American outsider musician

Kenneth Higney is a rock musician whose first album, Attic Demonstration, became a cult favourite amongst outsider music record collectors. It was recorded in 1976 as a means of selling his songwriting services to other musicians, but was released as a commercial prospect.

==Attic Demonstration==

Attic Demonstration featured Higney on vocals and electric and acoustic guitars, with an ad hoc band consisting of Higney's personal friends Gordon Gaines (guitars, drums), John Duva (bass guitar), and Mark Volpe (guitar, percussion). It had a limited release of 500 copies in September 1976, and earned a favourable review in Trouser Press magazine, but was not a commercial success. Nonetheless, it became a cult item amongst record collectors over subsequent years. It was re-mastered and re-released on CD by Higney's own label, Kebrutney Records, in 2003 and on vinyl by One Kind Favor in 2012.
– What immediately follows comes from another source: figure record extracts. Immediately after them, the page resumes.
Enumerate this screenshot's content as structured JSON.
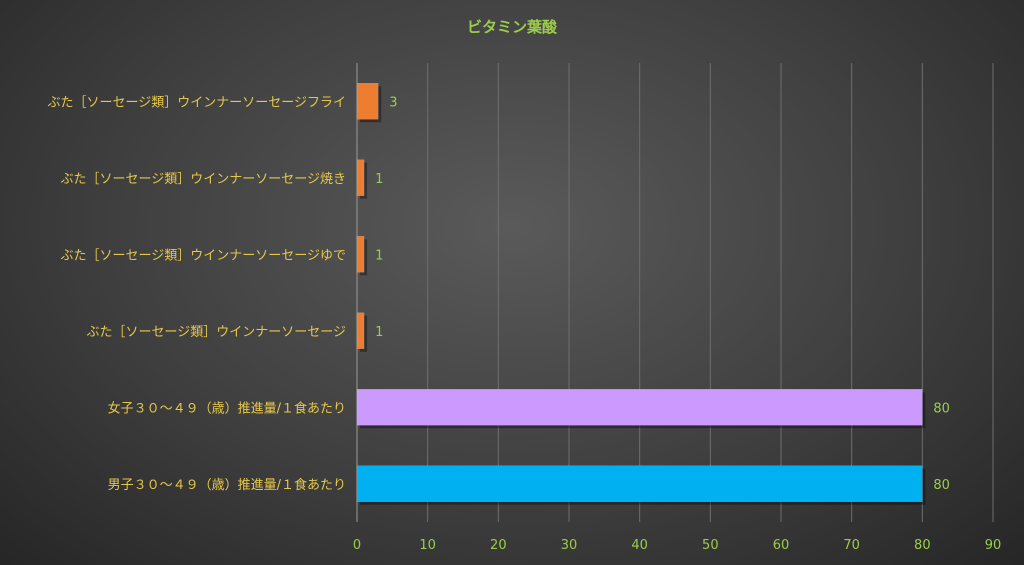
{
  "chart_data": {
    "type": "bar",
    "orientation": "horizontal",
    "title": "ビタミン葉酸",
    "categories": [
      "ぶた［ソーセージ類］ウインナーソーセージフライ",
      "ぶた［ソーセージ類］ウインナーソーセージ焼き",
      "ぶた［ソーセージ類］ウインナーソーセージゆで",
      "ぶた［ソーセージ類］ウインナーソーセージ",
      "女子３０～４９（歳）推進量/１食あたり",
      "男子３０～４９（歳）推進量/１食あたり"
    ],
    "values": [
      3,
      1,
      1,
      1,
      80,
      80
    ],
    "value_labels": [
      "3",
      "1",
      "1",
      "1",
      "80",
      "80"
    ],
    "bar_colors": [
      "#ed7d31",
      "#ed7d31",
      "#ed7d31",
      "#ed7d31",
      "#cc99ff",
      "#00b0f0"
    ],
    "xlim": [
      0,
      90
    ],
    "xticks": [
      "0",
      "10",
      "20",
      "30",
      "40",
      "50",
      "60",
      "70",
      "80",
      "90"
    ],
    "grid": true,
    "legend": "none",
    "colors": {
      "title": "#9ccc4b",
      "category_text": "#e6c84a",
      "tick_text": "#9ccc4b",
      "data_label_text": "#9ccc4b",
      "gridline": "#6e6e6e"
    }
  }
}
The remaster also included Higney's 1980 7-inch single “I Wanna Be The King”, b/w “Funky Kinky”. The former song was a tribute to New York Dolls guitarist and punk legend Johnny Thunders, and contained the line “I’m gonna be a star / I hate the sissy music of John Denver”, whilst the latter was a foray into the world of disco. Both songs were written by Higney, and featured Gordon Gaines and Mark Volpe, plus John Lynch (bass guitar). Gaines died in 1997.

Professional ratings
Review scores
| Source | Rating |
| Dusted Magazine | (not rated) |

===Track listing===
1. Night Rider
2. Children of Sound
3. Rock Star
4. Can't Love That Woman
5. Look at the River
6. Quietly Leave Me
7. Let Us Pray
8. I'll Cry Tomorrow
9. No Heavy Trucking
10. Funky Kinky *CD only bonus track
11. I Wanna Be the King *CD only bonus track

==American Dirt==
In 2009, Higney released the 'follow-up' (30 years later) to Attic Demonstration - it is titled American Dirt and contains fourteen songs, many of which were written about the same time as those on Attic Demonstration. As this album was recorded with the intention of being released as an actual recording (as opposed to Attic Demonstration which was originally conceived as demo versions of songs), Higney enlisted the help of hired guns - Jack Pearson (formerly of The Allman Brothers Band), Elizabeth Pearson, William Howse, Richard Carter and others - to produce a more professional recording. American Dirt was described by one radio DJ as if a record label had heard Attic Demonstration and given Higney money to record a 'proper album'.

==Ambulance Driver==
2011 saw the release of Higney's third album - Ambulance Driver - which contained ten new recordings with one song, “Nonsense”, coming from the days of Attic Demonstration and the remaining nine songs being, pretty much, newly written. This release contains Higney's most recently written songs, among them “Angels Touched The Ground”, “Jet Party” and, the newest of them all, “Broken By a Whore”.

Higney continues to write and record and is expected to release a new album sometime this decade.